One of the more reassuring things about OpenClaw is that it does not pretend security is just a vibes problem.

The platform ships a built-in audit tool and documents it clearly:

  • openclaw security audit
  • openclaw security audit --deep
  • openclaw security audit --fix
  • openclaw security audit --json

Why the security audit matters

OpenClaw's risk surface is not just one thing. It is gateway auth, browser isolation, plugin hygiene, allowlists, logging behavior, file permissions, session state, proxy trust, and whatever else you have turned on because it felt productive at the time.

The audit is there to catch common foot-guns before they become incidents.

The core commands

openclaw security audit

This is the baseline pass. Run it first, especially on an install you configured quickly.

openclaw security audit --deep

This adds a best-effort live gateway probe, which matters because a config file can look sensible while the running exposure is still messy.

openclaw security audit --fix

This applies safe deterministic remediations the tool knows how to make.

openclaw security audit --json

This is the one for automation, CI, or policy checks.

What the audit actually checks

The docs call out a practical list. It warns about things like:

  • gateway auth left too open
  • drifted plugin and hook install records
  • mutable allowlists where stable IDs are safer
  • sensitive logging settings
  • weak permissions on config, state, and sensitive files
  • trusted proxy setups missing critical pieces

What --fix changes

OpenClaw documents --fix as applying safe deterministic remediations, including:

  • flipping common open group policy settings to allowlist mode
  • setting logging.redactSensitive from off to tools
  • tightening permissions on state, config, credentials, auth profiles, sessions, and session logs

What --fix does not change

The docs also say --fix does not:

  • rotate tokens, passwords, or API keys
  • disable tools like gateway, cron, or exec
  • change gateway bind, auth, or network exposure choices
  • remove or rewrite plugins or skills

In other words, it tightens obvious defaults. It does not save you from your own architecture.
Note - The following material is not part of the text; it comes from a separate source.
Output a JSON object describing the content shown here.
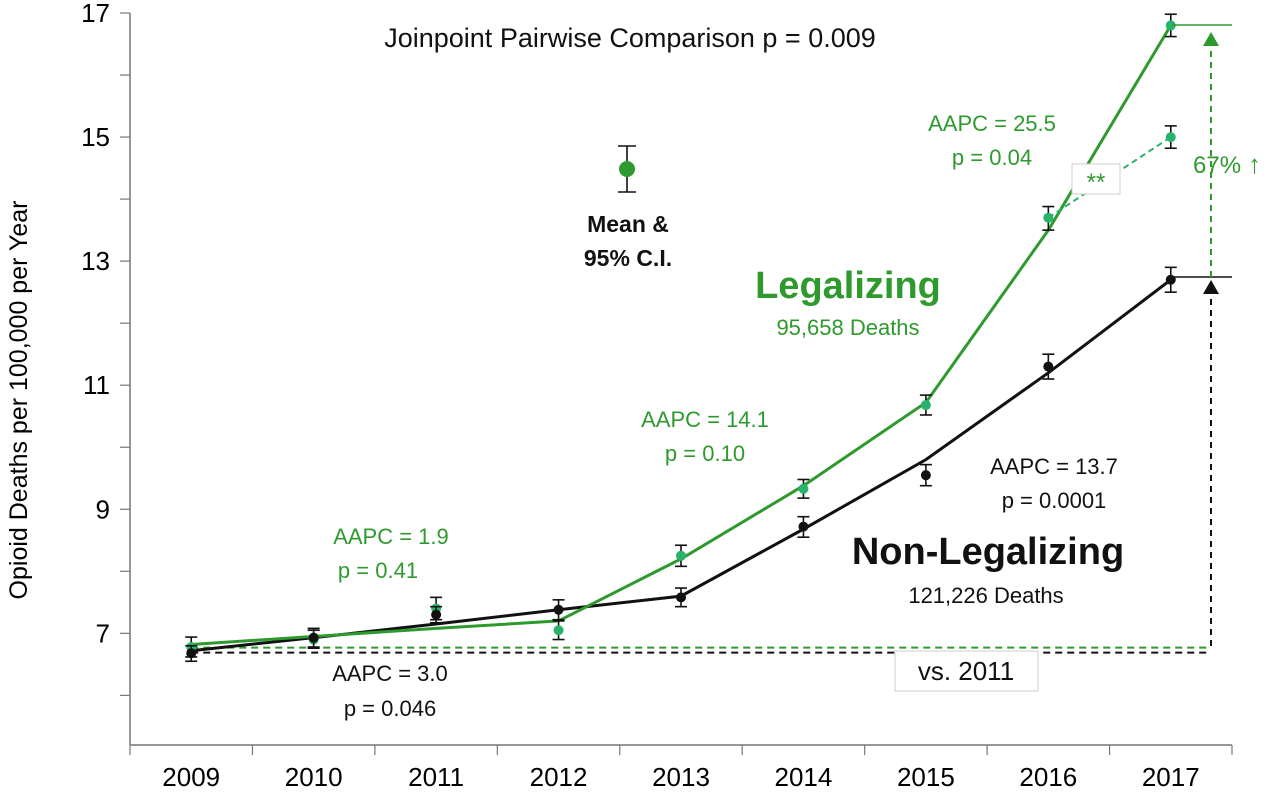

What you should actually do

Run the audit after installation. Run it after adding skills or plugins. Run it after network changes. Run it before exposing anything more broadly. Use --json in CI if you are serious. Use --deep when the running environment matters. Use --fix when you want OpenClaw to clean up the safe, mechanical stuff for you.

The security audit is not a magic shield. It is a flashlight.